Back to the S’mores Cheesecake Bars. They turned out beautifully. The crust was perfect, the cheescake was just the right texture and taste and the marshmellows added a nice touch. I realized a day after I made them and was eating them that I forgot to add the chocolate drizzle on top (although now that I look at the recipe, it was optional). Oops. Oh yes, and as I was torching my marshmellows….a few of them caught on fire — eek!!! At first…but then it was like I was celebrating my birthday blowing all the flames out :) Good culinary times.
The first time I served these I served them with a fork.
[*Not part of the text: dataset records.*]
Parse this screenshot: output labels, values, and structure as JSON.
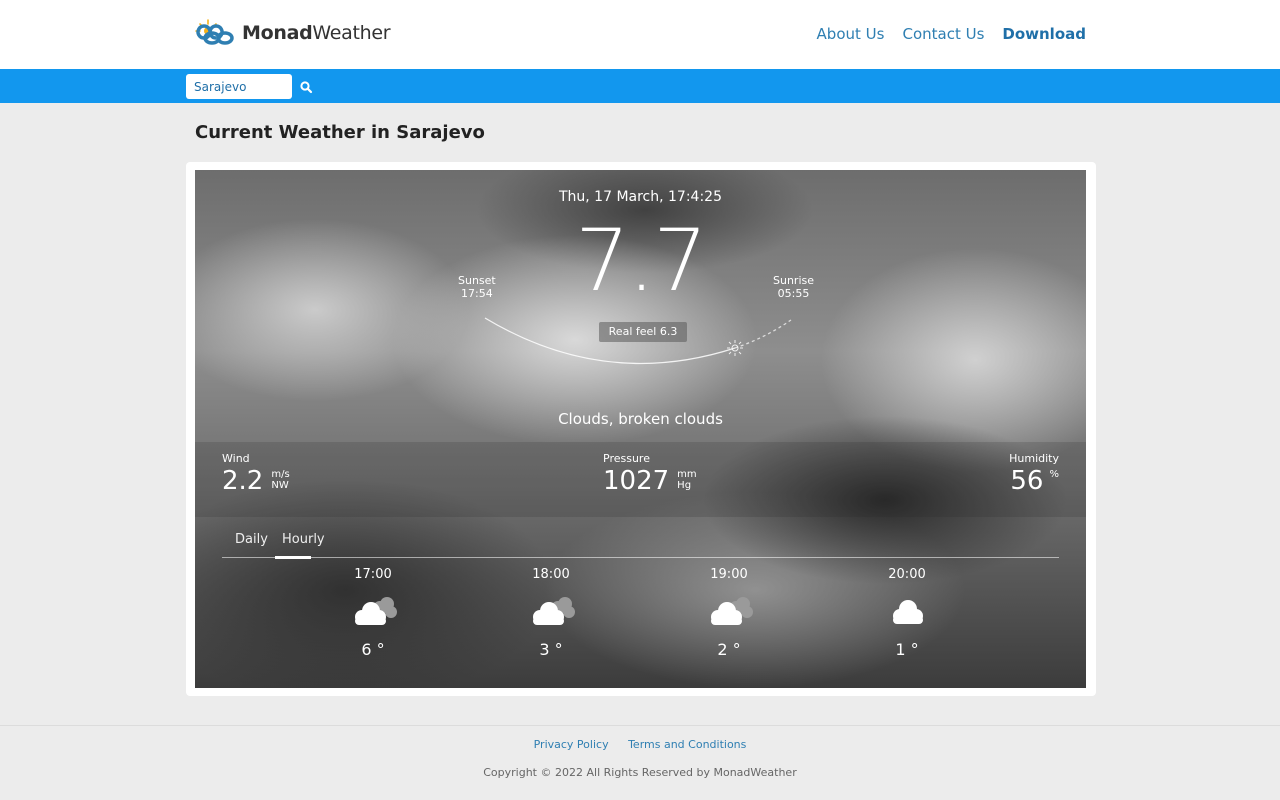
{
  "header": {
    "logo_bold": "Monad",
    "logo_light": "Weather",
    "nav": {
      "about": "About Us",
      "contact": "Contact Us",
      "download": "Download"
    }
  },
  "search": {
    "value": "Sarajevo",
    "icon": "search-icon"
  },
  "title": {
    "prefix": "Current Weather in ",
    "city": "Sarajevo"
  },
  "weather": {
    "datetime": "Thu, 17 March, 17:4:25",
    "temperature": "7.7",
    "sunset_label": "Sunset",
    "sunset_time": "17:54",
    "sunrise_label": "Sunrise",
    "sunrise_time": "05:55",
    "real_feel": "Real feel 6.3",
    "condition": "Clouds, broken clouds",
    "wind": {
      "label": "Wind",
      "value": "2.2",
      "unit": "m/s",
      "dir": "NW"
    },
    "pressure": {
      "label": "Pressure",
      "value": "1027",
      "unit1": "mm",
      "unit2": "Hg"
    },
    "humidity": {
      "label": "Humidity",
      "value": "56",
      "unit": "%"
    }
  },
  "tabs": {
    "daily": "Daily",
    "hourly": "Hourly",
    "active": "hourly"
  },
  "hourly": [
    {
      "time": "17:00",
      "temp": "6 °",
      "icon": "broken-clouds-icon"
    },
    {
      "time": "18:00",
      "temp": "3 °",
      "icon": "broken-clouds-icon"
    },
    {
      "time": "19:00",
      "temp": "2 °",
      "icon": "broken-clouds-icon"
    },
    {
      "time": "20:00",
      "temp": "1 °",
      "icon": "cloud-icon"
    }
  ],
  "footer": {
    "privacy": "Privacy Policy",
    "terms": "Terms and Conditions",
    "copyright": "Copyright © 2022 All Rights Reserved by MonadWeather"
  },
  "colors": {
    "accent": "#1297ee",
    "link": "#2f7fb2",
    "background": "#ececec"
  }
}
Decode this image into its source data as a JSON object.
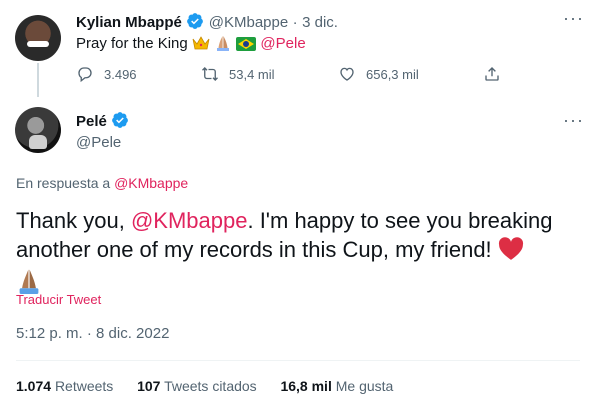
{
  "reply_tweet": {
    "author_name": "Kylian Mbappé",
    "handle": "@KMbappe",
    "separator": "·",
    "date": "3 dic.",
    "text": "Pray for the King",
    "mention": "@Pele",
    "stats": {
      "replies": "3.496",
      "retweets": "53,4 mil",
      "likes": "656,3 mil"
    }
  },
  "main_tweet": {
    "author_name": "Pelé",
    "handle": "@Pele",
    "reply_prefix": "En respuesta a",
    "reply_to": "@KMbappe",
    "text_before": "Thank you, ",
    "mention": "@KMbappe",
    "text_after": ". I'm happy to see you breaking another one of my records in this Cup, my friend!",
    "translate": "Traducir Tweet",
    "timestamp": "5:12 p. m. · 8 dic. 2022",
    "engagement": {
      "retweets_count": "1.074",
      "retweets_label": "Retweets",
      "quotes_count": "107",
      "quotes_label": "Tweets citados",
      "likes_count": "16,8 mil",
      "likes_label": "Me gusta"
    }
  },
  "colors": {
    "mention": "#e0245e",
    "verified": "#1d9bf0",
    "heart": "#e0245e"
  }
}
Didn’t work so well – they ARE called bars – so I’d say just pick it up and eat it!
The recipe came from Annie’s Eats.
1 cup graham cracker crumbs
1 tbsp. sugar
4 tbsp. unsalted butter, melted
4 oz. bittersweet or semisweet chocolate, finely chopped (I used semisweet)
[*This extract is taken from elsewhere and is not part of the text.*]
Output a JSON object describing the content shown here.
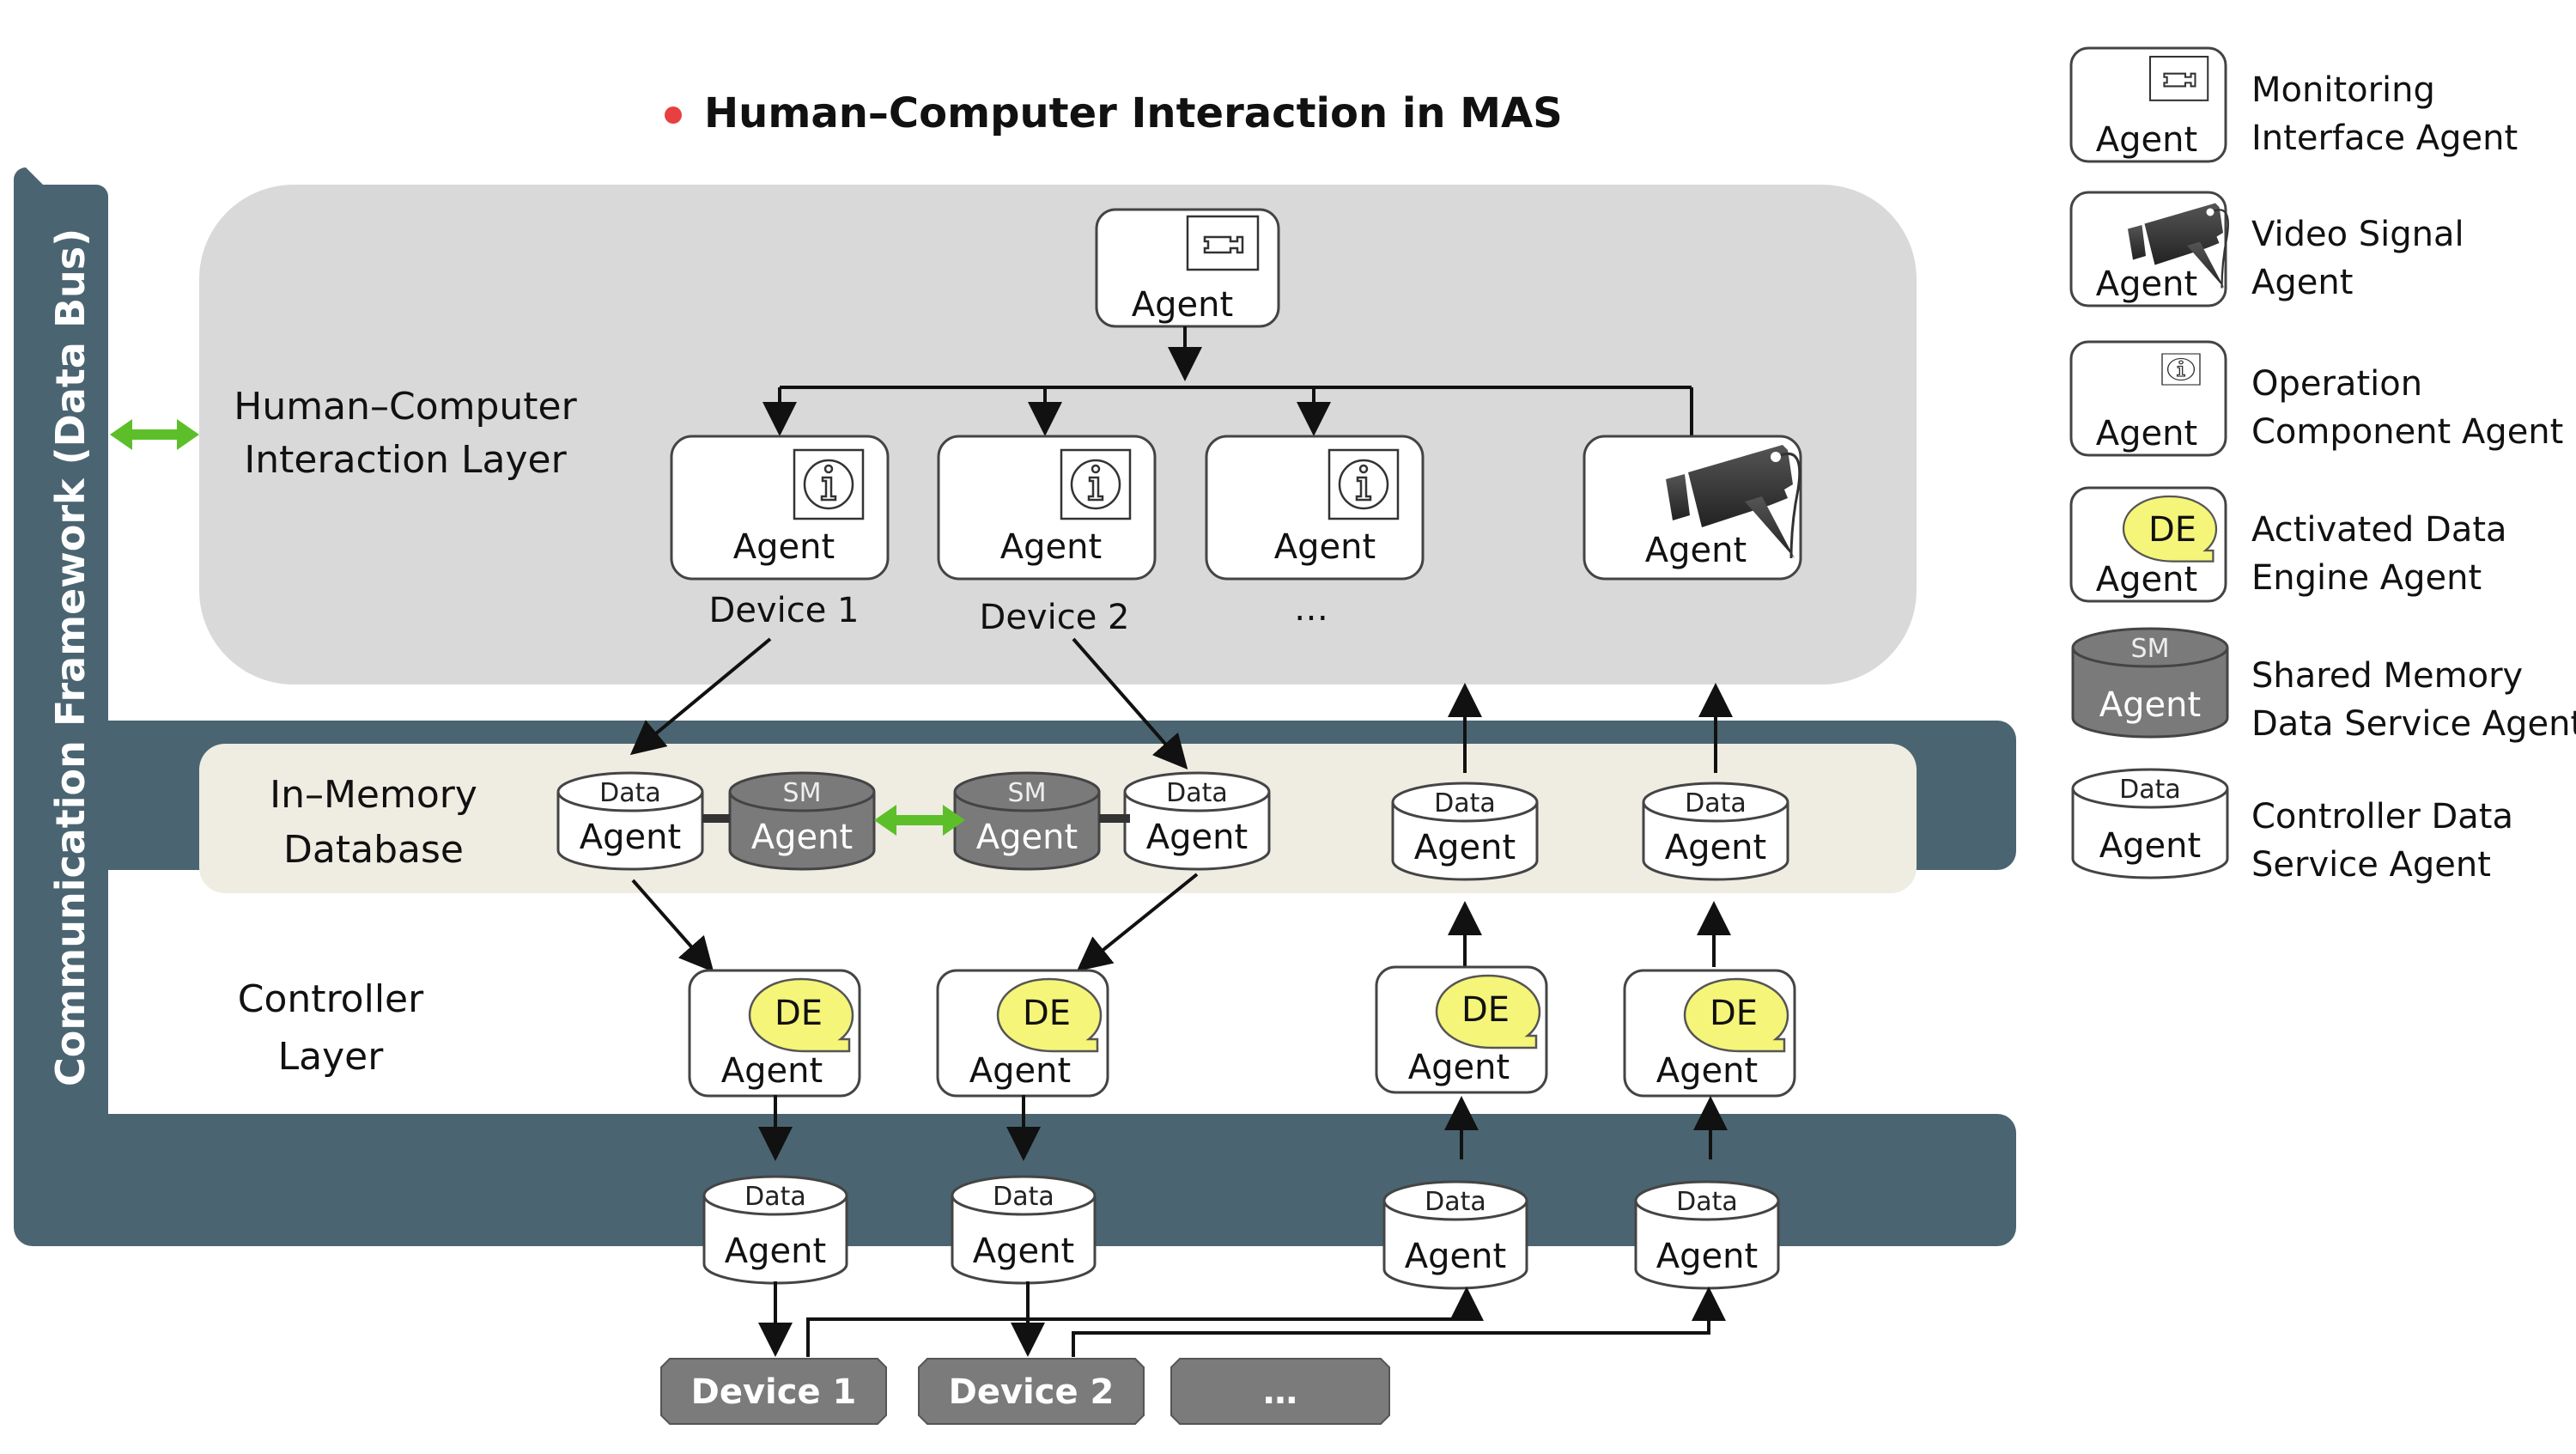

8 oz. cream cheese, at room temperature
¼ cup sour cream
½ cup marshmallow cream
2 tsp. cocoa powder
¾ tsp. vanilla extract
2 large eggs
1½ cups mini marshmallows
Milk chocolate chips, melted (optional)
To make the crust, preheat the oven to 350˚ F. Line an 8×8″ baking pan with foil; spray lightly with cooking spray. Combine the graham cracker crumbs, sugar and melted butter in a small bowl. Stir together with a fork until well combined. Press the mixture in an even layer into the bottom of the prepared baking pan. Bake 10 minutes; transfer to a wire rack while you prepare the filling. Reduce the oven temperature to 325˚ F.
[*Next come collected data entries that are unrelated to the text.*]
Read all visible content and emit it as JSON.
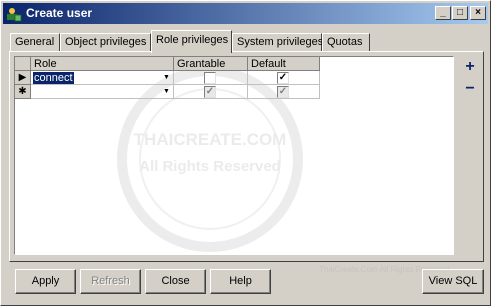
{
  "window": {
    "title": "Create user",
    "minimize_glyph": "_",
    "maximize_glyph": "□",
    "close_glyph": "×"
  },
  "tabs": [
    {
      "label": "General",
      "active": false
    },
    {
      "label": "Object privileges",
      "active": false
    },
    {
      "label": "Role privileges",
      "active": true
    },
    {
      "label": "System privileges",
      "active": false
    },
    {
      "label": "Quotas",
      "active": false
    }
  ],
  "grid": {
    "columns": [
      "Role",
      "Grantable",
      "Default"
    ],
    "rows": [
      {
        "indicator": "▶",
        "role": "connect",
        "grantable": false,
        "default": true,
        "new_row": false
      },
      {
        "indicator": "✱",
        "role": "",
        "grantable": true,
        "default": true,
        "new_row": true
      }
    ],
    "check_glyph": "✓",
    "dropdown_glyph": "▼"
  },
  "side_buttons": {
    "add": "+",
    "remove": "−"
  },
  "watermark": {
    "line1": "THAICREATE.COM",
    "line2": "All Rights Reserved"
  },
  "buttons": {
    "apply": "Apply",
    "refresh": "Refresh",
    "close": "Close",
    "help": "Help",
    "view_sql": "View SQL"
  },
  "footer_watermark": "ThaiCreate.Com All Rights Reserved"
}
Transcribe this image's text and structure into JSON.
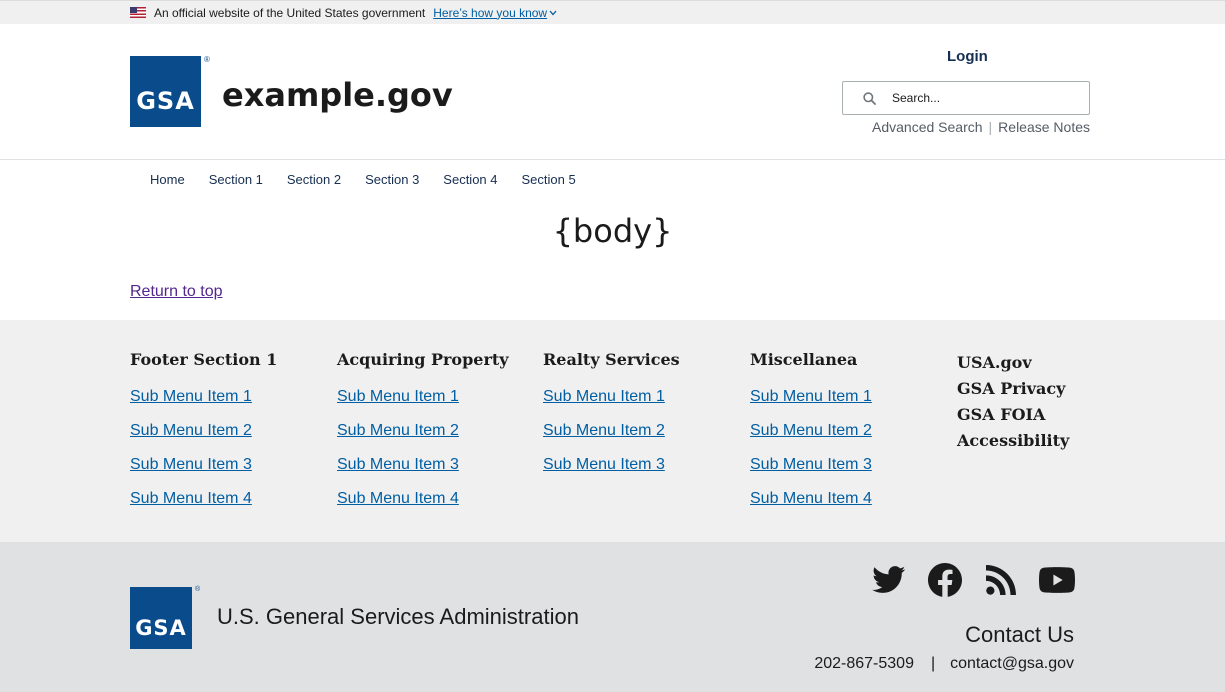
{
  "banner": {
    "text": "An official website of the United States government",
    "link": "Here’s how you know"
  },
  "header": {
    "logo_text": "GSA",
    "reg_mark": "®",
    "site_name": "example.gov",
    "login": "Login",
    "search_placeholder": "Search...",
    "advanced_search": "Advanced Search",
    "separator": "|",
    "release_notes": "Release Notes"
  },
  "nav": {
    "items": [
      "Home",
      "Section 1",
      "Section 2",
      "Section 3",
      "Section 4",
      "Section 5"
    ]
  },
  "body": {
    "placeholder": "{body}",
    "return_to_top": "Return to top"
  },
  "footer": {
    "columns": [
      {
        "heading": "Footer Section 1",
        "items": [
          "Sub Menu Item 1",
          "Sub Menu Item 2",
          "Sub Menu Item 3",
          "Sub Menu Item 4"
        ]
      },
      {
        "heading": "Acquiring Property",
        "items": [
          "Sub Menu Item 1",
          "Sub Menu Item 2",
          "Sub Menu Item 3",
          "Sub Menu Item 4"
        ]
      },
      {
        "heading": "Realty Services",
        "items": [
          "Sub Menu Item 1",
          "Sub Menu Item 2",
          "Sub Menu Item 3"
        ]
      },
      {
        "heading": "Miscellanea",
        "items": [
          "Sub Menu Item 1",
          "Sub Menu Item 2",
          "Sub Menu Item 3",
          "Sub Menu Item 4"
        ]
      }
    ],
    "links": [
      "USA.gov",
      "GSA Privacy",
      "GSA FOIA",
      "Accessibility"
    ]
  },
  "footer_secondary": {
    "logo_text": "GSA",
    "reg_mark": "®",
    "agency_name": "U.S. General Services Administration",
    "contact_heading": "Contact Us",
    "phone": "202-867-5309",
    "pipe": "|",
    "email": "contact@gsa.gov",
    "social_icons": [
      "twitter-icon",
      "facebook-icon",
      "rss-icon",
      "youtube-icon"
    ]
  },
  "colors": {
    "gsa_blue": "#0a4b8c",
    "link_blue": "#005ea2",
    "visited_purple": "#54278f",
    "nav_navy": "#162e51",
    "footer_primary_bg": "#f0f0f0",
    "footer_secondary_bg": "#dfe1e2"
  }
}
To make the filling, place the chopped chocolate in a heatproof bowl set over a pan of simmering water. Heat until melted and smooth, stirring occasionally. Remove from the heat and let cool slightly. In the bowl of a stand mixer fitted with the paddle attachment, combine the cream cheese, sour cream and marshmallow cream. Beat on medium-high speed until smooth and well combined, 1-2 minutes. Blend in the cocoa powder, vanilla extract and eggs until incorporated. Stir in the melted chocolate until well blended. Pour the filling over the graham cracker crust and smooth the top with a spatula. Bake about 30 minutes, or until the center is just set (does not jiggle when shaken gently.) Remove from the oven.
Evenly top the cheesecake layer with the mini marshmallows. Return to the oven for 2-3 minutes, just long enough so the marshmallows begin to melt into each other. Transfer to a wire cooling rack. Using a kitchen torch, lightly brown the tops of the marshmallows. (Alternatively, this can be done underneath the broiler with a very watchful eye.) Once the cheesecake has cooled to room temperature, drizzle with melted milk chocolate if desired. Transfer to the refrigerator and chill 2-3 hours before slicing and serving.